Yes: Agentic runbook with deterministic wrappers (Kubiya model) or AI-assisted only. Log the full reasoning trace to an immutable sink.
No: Proceed to question 5

5. Can your team invest 1 to 3 months in calibration and testing?

Yes: Agentic runbook is appropriate. Start with read-only tools, add write actions incrementally. Use the Microsoft Agent Governance Toolkit for safe rollout.
No: Start with automated runbook (Rundeck / Ansible). Move to agentic after the team has observability coverage and playbook maturity.

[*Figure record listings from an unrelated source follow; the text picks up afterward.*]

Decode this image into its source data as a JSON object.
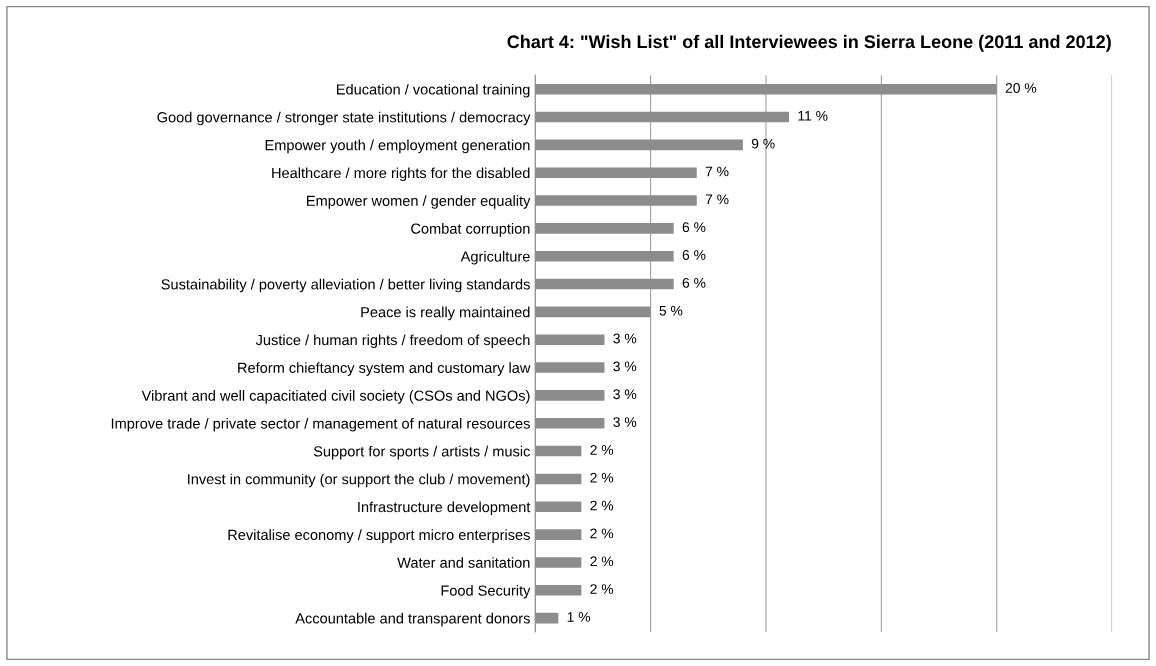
{
  "chart_data": {
    "type": "bar",
    "orientation": "horizontal",
    "title": "Chart 4: \"Wish List\" of all Interviewees in Sierra Leone (2011 and 2012)",
    "categories": [
      "Education / vocational training",
      "Good governance / stronger state institutions / democracy",
      "Empower youth / employment generation",
      "Healthcare / more rights for the disabled",
      "Empower women / gender equality",
      "Combat corruption",
      "Agriculture",
      "Sustainability / poverty alleviation / better living standards",
      "Peace is really maintained",
      "Justice / human rights / freedom of speech",
      "Reform chieftancy system and customary law",
      "Vibrant and well capacitiated civil society (CSOs and NGOs)",
      "Improve trade / private sector / management of natural resources",
      "Support for sports / artists / music",
      "Invest in community (or support the club / movement)",
      "Infrastructure development",
      "Revitalise economy / support micro enterprises",
      "Water and sanitation",
      "Food Security",
      "Accountable and transparent donors"
    ],
    "values": [
      20,
      11,
      9,
      7,
      7,
      6,
      6,
      6,
      5,
      3,
      3,
      3,
      3,
      2,
      2,
      2,
      2,
      2,
      2,
      1
    ],
    "value_labels": [
      "20 %",
      "11 %",
      "9 %",
      "7 %",
      "7 %",
      "6 %",
      "6 %",
      "6 %",
      "5 %",
      "3 %",
      "3 %",
      "3 %",
      "3 %",
      "2 %",
      "2 %",
      "2 %",
      "2 %",
      "2 %",
      "2 %",
      "1 %"
    ],
    "color": "#8c8c8c",
    "xlim": [
      0,
      25
    ],
    "xticks": [
      {
        "value": 0,
        "label": null
      },
      {
        "value": 5,
        "label": null
      },
      {
        "value": 10,
        "label": null
      },
      {
        "value": 15,
        "label": null
      },
      {
        "value": 20,
        "label": null
      },
      {
        "value": 25,
        "label": null
      }
    ],
    "grid": "x",
    "tick_labels": "y"
  }
}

The 6 to 18 month migration pattern

Most teams that reach production-grade agentic runbooks follow a similar arc. Skipping stages produces fragile systems.

Month 1 to 3

Runbook inventory

Document every existing informal runbook. Most teams have 40 to 100 undocumented runbooks living in Slack threads and engineer memories. Make them explicit.

Month 3 to 6

Automated runbooks

Convert the top 20% highest-frequency incidents to automated runbooks (Rundeck or Ansible). Fix alerting to produce clean, structured signals. Measure MTTR baseline.

Month 6 to 9

AI-assisted layer

Add LLM suggestions on top of the automated runbooks. Measure how often engineers accept vs override suggestions. Calibrate on the discrepancies.

Month 9 to 15

Agentic for read-only actions

Start the agent with read-only tool scope. It observes, retrieves, reasons, and recommends. A human approves every action. The agent's reasoning trace is reviewed weekly.

Month 12 to 18

Auto-approval for low-risk actions

After 90 days of accurate recommendations with no false positives on a given action type, add that action to the auto_approve list. Expand incrementally. Never skip the approval gate review step.